Thursday, January 24, 2008

Data propagation and software fluidity

Jon Udell has an interesting post commenting on Jeff Jonas' explaination of Out-bound Record-level Accountability in Information Sharing Systems. The central thesis of Jeff's post is that tracking who specifically received a given datum is very expensive yet highly necessary in many applications. The example given is that of a user who wishes to no longer receive email from a site they have an account with, or any of the other sites that the original site shared that preference with. How does the original site know who to contact? The high cost is a result of the difficulty in tracking who data has been forwarded to.

John replies very simply that a "publish" model, much like blogging, might be the answer. "Data blogging", coined by fellow blogger Galvin Carr, refers essentially to the problem of syndication, but Udell projects that to a much wider arena of data types. As he notes, there is much evidence out there that "push" models are generally only applicable to edge systems calling "inward". "Publish and Subscribe"-type pull models are far easier to implement when running "outward" from the cloud to edge systems (as well as, generally, within the cloud--aka event-driven architectures).

There are two valuable results of this approach:
  1. The originating system can require users of data to subscribe with a unique identity, and each "pull" of published data could be tracked (if necessary) to identify who is up to date and who isn't.
  2. For software fluidity purposes, it further decouples the originating system from its subscribers, meaning both the subscribers and the originating system can be "moved" from physical environment to physical environment with no loss of communication.
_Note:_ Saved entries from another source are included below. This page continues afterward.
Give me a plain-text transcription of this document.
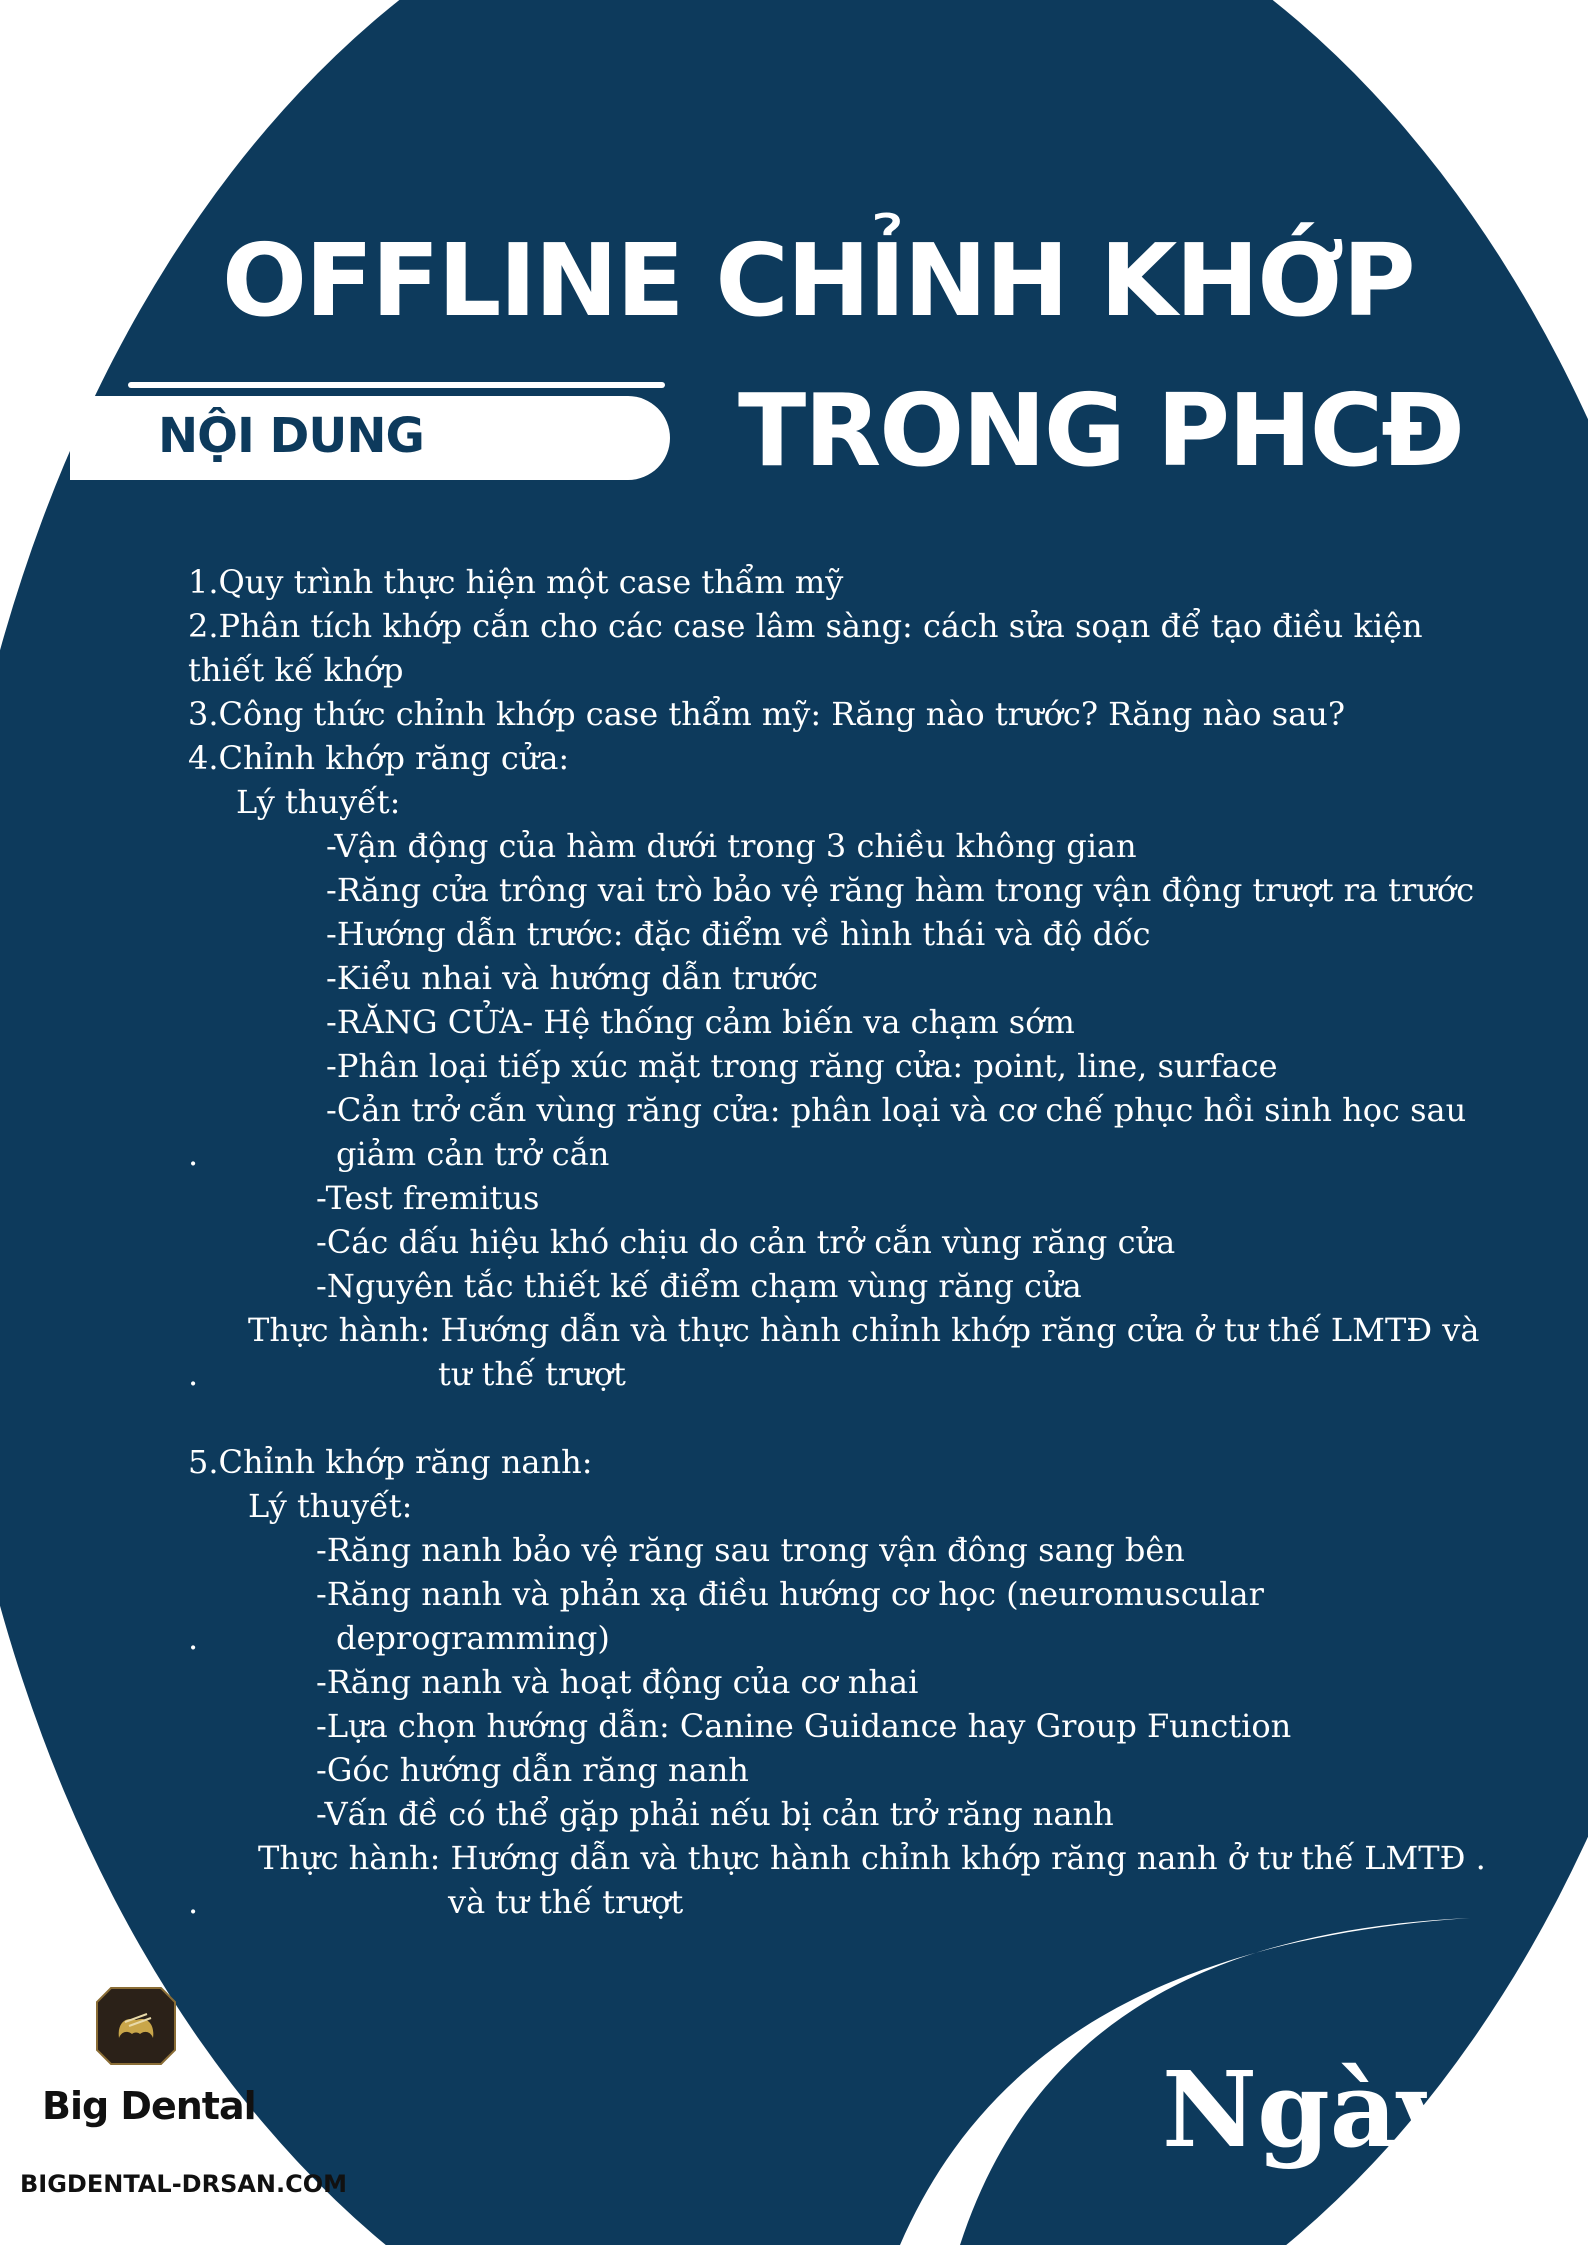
OFFLINE CHỈNH KHỚP
NỘI DUNG	TRONG PHCĐ
1.Quy trình thực hiện một case thẩm mỹ
2.Phân tích khớp cắn cho các case lâm sàng: cách sửa soạn để tạo điều kiện
thiết kế khớp
3.Công thức chỉnh khớp case thẩm mỹ: Răng nào trước? Răng nào sau?
4.Chỉnh khớp răng cửa:
Lý thuyết:
-Vận động của hàm dưới trong 3 chiều không gian
-Răng cửa trông vai trò bảo vệ răng hàm trong vận động trượt ra trước
-Hướng dẫn trước: đặc điểm về hình thái và độ dốc
-Kiểu nhai và hướng dẫn trước
-RĂNG CỬA- Hệ thống cảm biến va chạm sớm
-Phân loại tiếp xúc mặt trong răng cửa: point, line, surface
-Cản trở cắn vùng răng cửa: phân loại và cơ chế phục hồi sinh học sau
.	giảm cản trở cắn
-Test fremitus
-Các dấu hiệu khó chịu do cản trở cắn vùng răng cửa
-Nguyên tắc thiết kế điểm chạm vùng răng cửa
Thực hành: Hướng dẫn và thực hành chỉnh khớp răng cửa ở tư thế LMTĐ và
.	tư thế trượt
5.Chỉnh khớp răng nanh:
Lý thuyết:
-Răng nanh bảo vệ răng sau trong vận đông sang bên
-Răng nanh và phản xạ điều hướng cơ học (neuromuscular
.	deprogramming)
-Răng nanh và hoạt động của cơ nhai
-Lựa chọn hướng dẫn: Canine Guidance hay Group Function
-Góc hướng dẫn răng nanh
-Vấn đề có thể gặp phải nếu bị cản trở răng nanh
Thực hành: Hướng dẫn và thực hành chỉnh khớp răng nanh ở tư thế LMTĐ .
.	và tư thế trượt
Ngày 1
Big Dental
BIGDENTAL-DRSAN.COM
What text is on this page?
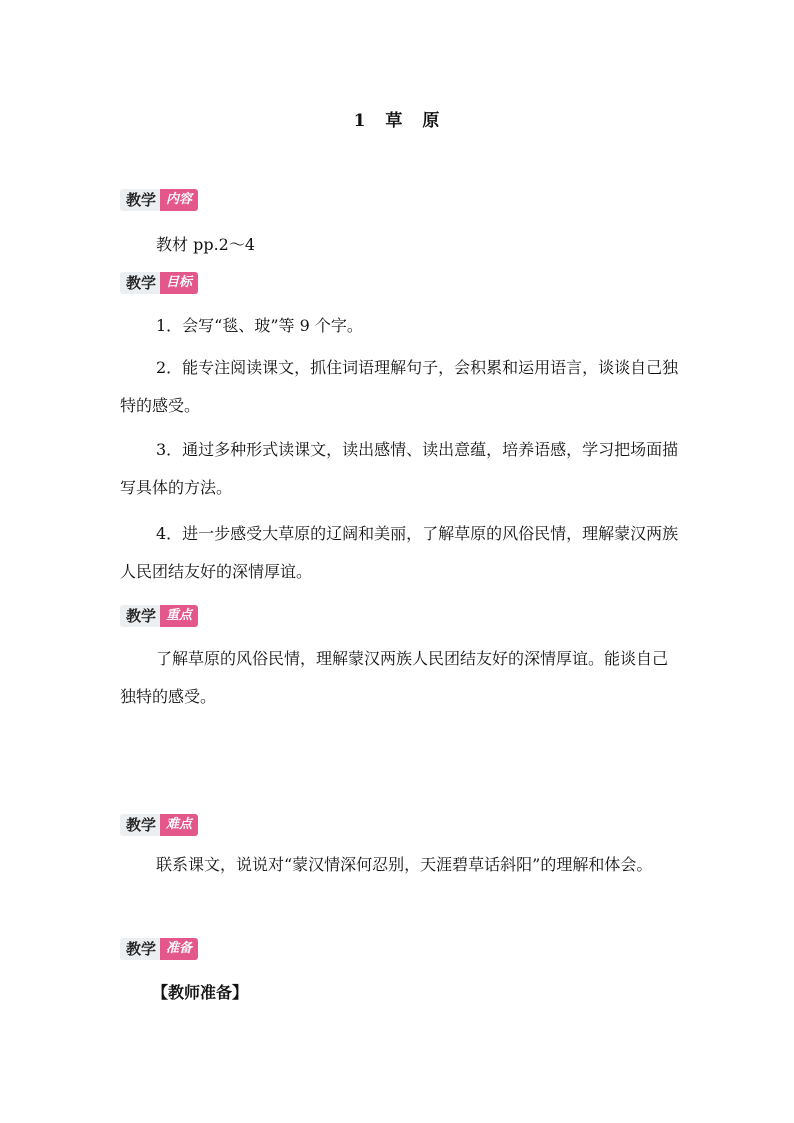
1 草 原
教学 内容
教材 pp.2～4
教学 目标
1．会写“毯、玻”等 9 个字。
2．能专注阅读课文，抓住词语理解句子，会积累和运用语言，谈谈自己独特的感受。
3．通过多种形式读课文，读出感情、读出意蕴，培养语感，学习把场面描写具体的方法。
4．进一步感受大草原的辽阔和美丽，了解草原的风俗民情，理解蒙汉两族人民团结友好的深情厚谊。
教学 重点
了解草原的风俗民情，理解蒙汉两族人民团结友好的深情厚谊。能谈自己独特的感受。
教学 难点
联系课文，说说对“蒙汉情深何忍别，天涯碧草话斜阳”的理解和体会。
教学 准备
【教师准备】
The most negative action that could take place here is if the originating publisher's DNS name changed in the course of the move, but redirects and other techniques could even mitigate that issue.

I am commenting on this, of course, largely for the second item. Access to data, services and even edge devices must be very loosely coupled to work in a cloud computing world. This is one great example of how you could architect for that eventuality, in my opinion.

No comments: